演劇を観る会、皆様、ご参加されませんか?まだ、芝居の楽しさをご存知ない方、芝居は敷居が高いと感じている方、知らない世界を知る機会が、「この指とまれ」の演劇を観る会の中にあるのです。是非ご一緒しましょう。きっと、違う世界が広がると思います。
さて、本題。8月27日、新宿サザンシアターで、井上ひさし氏のこまつ座公演「頭痛肩こり樋口一葉」を観て来ました。
こまつ座社長の井上麻矢さんと、熊川会長がお知り合いのため、毎回、中央前方の良い席をご用意して下さいます。しかも定価1200円のプログラム付きなのです。
樋口一葉の生きた明治時代は、男性中心の社会ですので、女性は閉塞した日常を送っていました。しかも、19歳という若さで、戸主となり、母、妹を養う貧困生活。頭痛もするでしょうし、肩こりもするでしょう。

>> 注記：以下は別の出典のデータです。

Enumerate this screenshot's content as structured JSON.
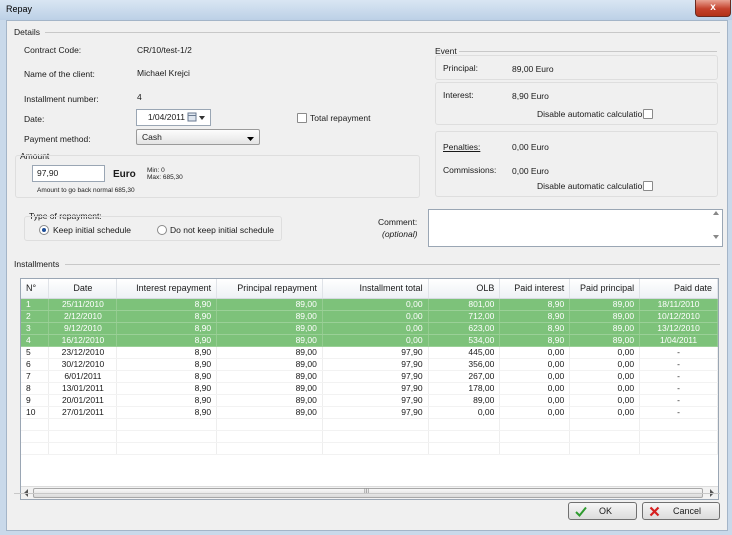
{
  "window": {
    "title": "Repay",
    "close_glyph": "x"
  },
  "details": {
    "legend": "Details",
    "contract_code_label": "Contract Code:",
    "contract_code_value": "CR/10/test-1/2",
    "client_label": "Name of the client:",
    "client_value": "Michael Krejci",
    "installment_number_label": "Installment number:",
    "installment_number_value": "4",
    "date_label": "Date:",
    "date_value": "1/04/2011",
    "total_repayment_label": "Total repayment",
    "payment_method_label": "Payment method:",
    "payment_method_value": "Cash",
    "amount_legend": "Amount",
    "amount_value": "97,90",
    "amount_currency": "Euro",
    "min_text": "Min: 0",
    "max_text": "Max: 685,30",
    "go_back_text": "Amount to go back normal 685,30",
    "type_legend": "Type of repayment:",
    "keep_schedule_label": "Keep initial schedule",
    "not_keep_schedule_label": "Do not keep initial schedule",
    "comment_label": "Comment:",
    "comment_optional": "(optional)",
    "comment_value": ""
  },
  "event": {
    "legend": "Event",
    "principal_label": "Principal:",
    "principal_value": "89,00 Euro",
    "interest_label": "Interest:",
    "interest_value": "8,90 Euro",
    "disable_auto_label_1": "Disable automatic calculation",
    "penalties_label": "Penalties:",
    "penalties_value": "0,00 Euro",
    "commissions_label": "Commissions:",
    "commissions_value": "0,00 Euro",
    "disable_auto_label_2": "Disable automatic calculation"
  },
  "installments": {
    "legend": "Installments",
    "columns": [
      "N°",
      "Date",
      "Interest repayment",
      "Principal repayment",
      "Installment total",
      "OLB",
      "Paid interest",
      "Paid principal",
      "Paid date"
    ],
    "rows": [
      {
        "paid": true,
        "cells": [
          "1",
          "25/11/2010",
          "8,90",
          "89,00",
          "0,00",
          "801,00",
          "8,90",
          "89,00",
          "18/11/2010"
        ]
      },
      {
        "paid": true,
        "cells": [
          "2",
          "2/12/2010",
          "8,90",
          "89,00",
          "0,00",
          "712,00",
          "8,90",
          "89,00",
          "10/12/2010"
        ]
      },
      {
        "paid": true,
        "cells": [
          "3",
          "9/12/2010",
          "8,90",
          "89,00",
          "0,00",
          "623,00",
          "8,90",
          "89,00",
          "13/12/2010"
        ]
      },
      {
        "paid": true,
        "cells": [
          "4",
          "16/12/2010",
          "8,90",
          "89,00",
          "0,00",
          "534,00",
          "8,90",
          "89,00",
          "1/04/2011"
        ]
      },
      {
        "paid": false,
        "cells": [
          "5",
          "23/12/2010",
          "8,90",
          "89,00",
          "97,90",
          "445,00",
          "0,00",
          "0,00",
          "-"
        ]
      },
      {
        "paid": false,
        "cells": [
          "6",
          "30/12/2010",
          "8,90",
          "89,00",
          "97,90",
          "356,00",
          "0,00",
          "0,00",
          "-"
        ]
      },
      {
        "paid": false,
        "cells": [
          "7",
          "6/01/2011",
          "8,90",
          "89,00",
          "97,90",
          "267,00",
          "0,00",
          "0,00",
          "-"
        ]
      },
      {
        "paid": false,
        "cells": [
          "8",
          "13/01/2011",
          "8,90",
          "89,00",
          "97,90",
          "178,00",
          "0,00",
          "0,00",
          "-"
        ]
      },
      {
        "paid": false,
        "cells": [
          "9",
          "20/01/2011",
          "8,90",
          "89,00",
          "97,90",
          "89,00",
          "0,00",
          "0,00",
          "-"
        ]
      },
      {
        "paid": false,
        "cells": [
          "10",
          "27/01/2011",
          "8,90",
          "89,00",
          "97,90",
          "0,00",
          "0,00",
          "0,00",
          "-"
        ]
      }
    ],
    "empty_rows": 3,
    "scroll_thumb_glyph": "III"
  },
  "buttons": {
    "ok_label": "OK",
    "cancel_label": "Cancel"
  },
  "colors": {
    "paid_row": "#7dc27a",
    "ok_icon": "#2e9b2e",
    "cancel_icon": "#d62020"
  },
  "icons": [
    "calendar-icon",
    "chevron-down-icon",
    "check-icon",
    "cross-icon",
    "arrow-left-icon",
    "arrow-right-icon",
    "arrow-up-icon",
    "arrow-down-icon"
  ]
}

筆1本で生活をどうにかしたい、でも、どうにもならない生活の中、毎年お盆の7月16日夕方から、女性の幽霊(花螢)が見えるようになり、現世とあの世が交わりながら、花螢と心を通わせてゆく物語です。
登場するのは、女優6人。
健気に一家を支える樋口一葉は貫地谷しほり。
宝塚の元トップスター、高寿たつき。
井上作品「父と暮らせば」の主役で、まだ記憶に新しい 瀬戸さおり。
TVドラマで見かける岡本玲。
70歳過ぎても このパワーか!と驚く程の毒親ぶりを発揮した 増子倭文江。
そして 何よりも惹きつけられたのは、幽霊 花螢役の 若村麻由美。持ち前の美貌とコメディエンヌぶりは、とても魅力的でした。実際の若村さんの芝居を観ることが出来て、感激しました。
この貧しさの中で苦しんだ樋口一葉が、現在、5000円札の肖像顔となっています。お金に苦労した樋口一葉が、あの世でどう感じているのだろう、と思ってしまいました。
2時間40分程の芝居でしたが、観て良かった!また観たい!と思える作品でした。
皆様も是非、演劇を楽しみ会で、新しい発見をして頂きたい と、心から思います。